На противоположном полюсе чевенгурского «хозяйства» находится мотив бурьяна, который, в отличие от сада, воплощает внекультурную, дикую стихию. Чевенгурцы чувствуют свою близость к товарищеским терпеливым травам, в которых они видят подобие «несчастных людей» (245). Для них бурьян воплощает дружбу живущих растений, поскольку в степи братски растет пшеница, лебеда и крапива «без вреда друг для друга, близко обнимая и храня одно другое» (276). «Равенство пшеницы и крапивы» символизирует «интернационал злаков», обеспечивающий всем беднякам «обильное питание без вмешательства труда и эксплуатации» (276). На тракте в город Чевенгур вырос «мирный бурьян, захвативший землю под Чевенгуром не от жадности, а от необходимости своей жизни» (329). Но и в самом городе убывает плодородная земля. Сербинову, приехавшему для контроля посевной площади, объясняют, что она выросла, потому что «даже город зарос травой» (378). Таким образом, проецированное на растительный мир чевенгурское «братство» подрывает базис питания в Чевенгуре и заменяет плодотворный «сад» внекультурной стихией бурьяна и диких трав.

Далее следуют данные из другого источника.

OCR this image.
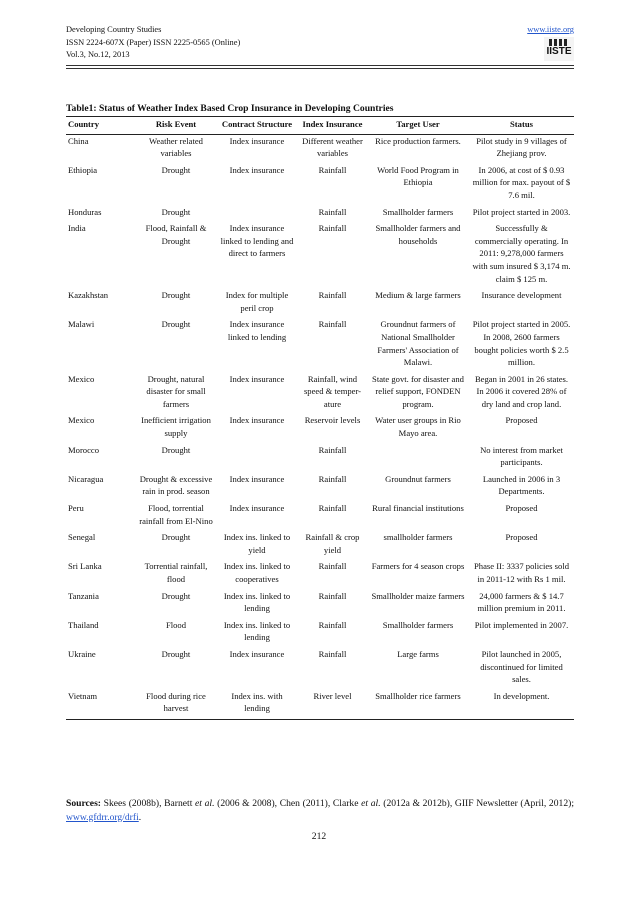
Developing Country Studies	www.iiste.org
ISSN 2224-607X (Paper) ISSN 2225-0565 (Online)
Vol.3, No.12, 2013	IISTE
Table1: Status of Weather Index Based Crop Insurance in Developing Countries
Country	Risk Event	Contract Structure	Index Insurance	Target User	Status
China	Weather related variables	Index insurance	Different weather variables	Rice production farmers.	Pilot study in 9 villages of Zhejiang prov.
Ethiopia	Drought	Index insurance	Rainfall	World Food Program in Ethiopia	In 2006, at cost of $ 0.93 million for max. payout of $ 7.6 mil.
Honduras	Drought		Rainfall	Smallholder farmers	Pilot project started in 2003.
India	Flood, Rainfall & Drought	Index insurance linked to lending and direct to farmers	Rainfall	Smallholder farmers and households	Successfully & commercially operating. In 2011: 9,278,000 farmers with sum insured $ 3,174 m. claim $ 125 m.
Kazakhstan	Drought	Index for multiple peril crop	Rainfall	Medium & large farmers	Insurance development
Malawi	Drought	Index insurance linked to lending	Rainfall	Groundnut farmers of National Smallholder Farmers' Association of Malawi.	Pilot project started in 2005. In 2008, 2600 farmers bought policies worth $ 2.5 million.
Mexico	Drought, natural disaster for small farmers	Index insurance	Rainfall, wind speed & temper-ature	State govt. for disaster and relief support, FONDEN program.	Began in 2001 in 26 states. In 2006 it covered 28% of dry land and crop land.
Mexico	Inefficient irrigation supply	Index insurance	Reservoir levels	Water user groups in Rio Mayo area.	Proposed
Morocco	Drought		Rainfall		No interest from market participants.
Nicaragua	Drought & excessive rain in prod. season	Index insurance	Rainfall	Groundnut farmers	Launched in 2006 in 3 Departments.
Peru	Flood, torrential rainfall from El-Nino	Index insurance	Rainfall	Rural financial institutions	Proposed
Senegal	Drought	Index ins. linked to yield	Rainfall & crop yield	smallholder farmers	Proposed
Sri Lanka	Torrential rainfall, flood	Index ins. linked to cooperatives	Rainfall	Farmers for 4 season crops	Phase II: 3337 policies sold in 2011-12 with Rs 1 mil.
Tanzania	Drought	Index ins. linked to lending	Rainfall	Smallholder maize farmers	24,000 farmers & $ 14.7 million premium in 2011.
Thailand	Flood	Index ins. linked to lending	Rainfall	Smallholder farmers	Pilot implemented in 2007.
Ukraine	Drought	Index insurance	Rainfall	Large farms	Pilot launched in 2005, discontinued for limited sales.
Vietnam	Flood during rice harvest	Index ins. with lending	River level	Smallholder rice farmers	In development.
Sources: Skees (2008b), Barnett et al. (2006 & 2008), Chen (2011), Clarke et al. (2012a & 2012b), GIIF Newsletter (April, 2012); www.gfdrr.org/drfi.
212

Так как тема голода занимает в «Чевенгуре» выдающееся место, можно было бы предположить, что главной целью действующих лиц романа будет преодоление голодного состояния. Но, как ни странно, это не так. Предпочитая бедное товарищеское существование, чевенгурцы считают сытое тело скорее препятствием на пути к идеальному обществу и живут в каком-то неопределенном состоянии между голодом и сытостью. С одной стороны, Платонов с известной симпатией относится к стремлению чевенгурцев к «душевной сытости», но, с другой, он не закрывает глаза на недостаточность этой позиции. Это, конечно, не означает оправдание одной сытости живота. Подобные мысли выступают еще ярче в повести «Котлован», где бросается в глаза различие между изможденными строителями башни и сытым представителем новой буржуазии Пашкиным, который «научно хранил свое тело — не только для личной радости существованья, но и для ближних рабочих масс»[373]. Это говорит о том, что в более поздних произведениях Платонова вопрос пищи трактуется уже в ином ключе, чем в «Чевенгуре».